A Coinbase layer-2 scam has raised alarms as $11.5 million was lost, highlighting significant security challenges for the platform.
ZachXBT Exposes $150 Million Stolen in Growing Coinbase Fraud Crisis
According to ZachXBT, the stolen cbBTC—Coinbase’s wrapped Bitcoin product—was swiftly laundered across multiple instant exchanges. The attacker swapped, bridged, and moved the funds through various platforms before consolidating them with other stolen assets on Ethereum. These actions make recovery nearly impossible.
The investigator pointed out that this incident is part of a growing trend, with multiple Coinbase users suffering similar losses. He estimates that scams of this nature have drained at least $150 million from Coinbase customers.
“Coinbase has a serious fraud problem. I just uncovered many more recent thefts from Coinbase users. The $150 million stolen from Coinbase users in a year is just from thefts I independently confirmed. So it’s more than likely multiples of this number,” ZachXBT stated.
Coinbase has not yet commented on the latest exploit. However, scams involving fraudsters impersonating Coinbase support have become increasingly common.
These attackers use phishing emails, spoofed calls, and other deceptive tactics to trick victims into revealing private keys or login credentials. Once they gain access, they drain wallets, move funds, and take control of accounts.
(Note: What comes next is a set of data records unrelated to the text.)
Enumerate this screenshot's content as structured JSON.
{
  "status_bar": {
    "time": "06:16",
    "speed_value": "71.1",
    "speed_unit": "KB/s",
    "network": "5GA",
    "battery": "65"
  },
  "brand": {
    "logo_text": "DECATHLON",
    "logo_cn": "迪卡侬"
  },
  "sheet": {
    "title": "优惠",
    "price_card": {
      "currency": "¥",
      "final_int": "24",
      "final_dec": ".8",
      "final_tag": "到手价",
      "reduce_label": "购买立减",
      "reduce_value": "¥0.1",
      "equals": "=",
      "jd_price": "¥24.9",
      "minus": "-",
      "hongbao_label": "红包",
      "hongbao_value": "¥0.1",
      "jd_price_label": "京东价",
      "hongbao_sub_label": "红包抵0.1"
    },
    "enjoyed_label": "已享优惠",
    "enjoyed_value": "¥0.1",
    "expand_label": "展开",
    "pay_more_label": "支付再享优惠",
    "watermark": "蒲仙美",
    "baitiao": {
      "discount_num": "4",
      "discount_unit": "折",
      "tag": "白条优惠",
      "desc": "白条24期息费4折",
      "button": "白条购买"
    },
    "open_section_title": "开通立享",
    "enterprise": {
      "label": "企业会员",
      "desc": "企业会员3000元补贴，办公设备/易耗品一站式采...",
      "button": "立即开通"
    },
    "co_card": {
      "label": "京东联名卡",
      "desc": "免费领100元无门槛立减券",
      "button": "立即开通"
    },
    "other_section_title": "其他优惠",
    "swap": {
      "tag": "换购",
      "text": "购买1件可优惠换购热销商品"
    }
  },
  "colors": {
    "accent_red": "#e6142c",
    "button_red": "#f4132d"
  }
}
Last December, a Coinbase Commerce vendor lost $15.9 million with no intervention from the exchange’s anti-money laundering (AML) system. Before that, an imposter stole $6.5 million in October 2024 using a phishing scheme while pretending to be part of Coinbase’s support team.
“I receive inbounds every week from Coinbase users falling for targeted social engineering scams which result in millions of dollars of losses each month. Coinbase does not help the victims and no other major exchange has this same issue. The leadership is completely out of touch with actual threats and cites obscure internal policies to abscond itself of any responsibility even when it’s the right thing to do,” ZachXBT wrote on X (formerly Twitter).
These incidents highlight growing security concerns for Coinbase users. As the largest crypto exchange in the US, the company faces increasing pressure to improve fraud detection and safeguard its customers from sophisticated cyber threats.
If these scams continue unchecked, they could further erode trust in centralized exchanges and highlight the urgent need for improved security protocols.
Conclusion
The recent loss of $11.5 million on Coinbase underscores a significant vulnerability within the exchange’s operations. With estimated losses exceeding $150 million due to similar scams, the necessity for heightened security measures and prompt consumer protection becomes critical. The industry must respond swiftly to restore trust and prevent future occurrences.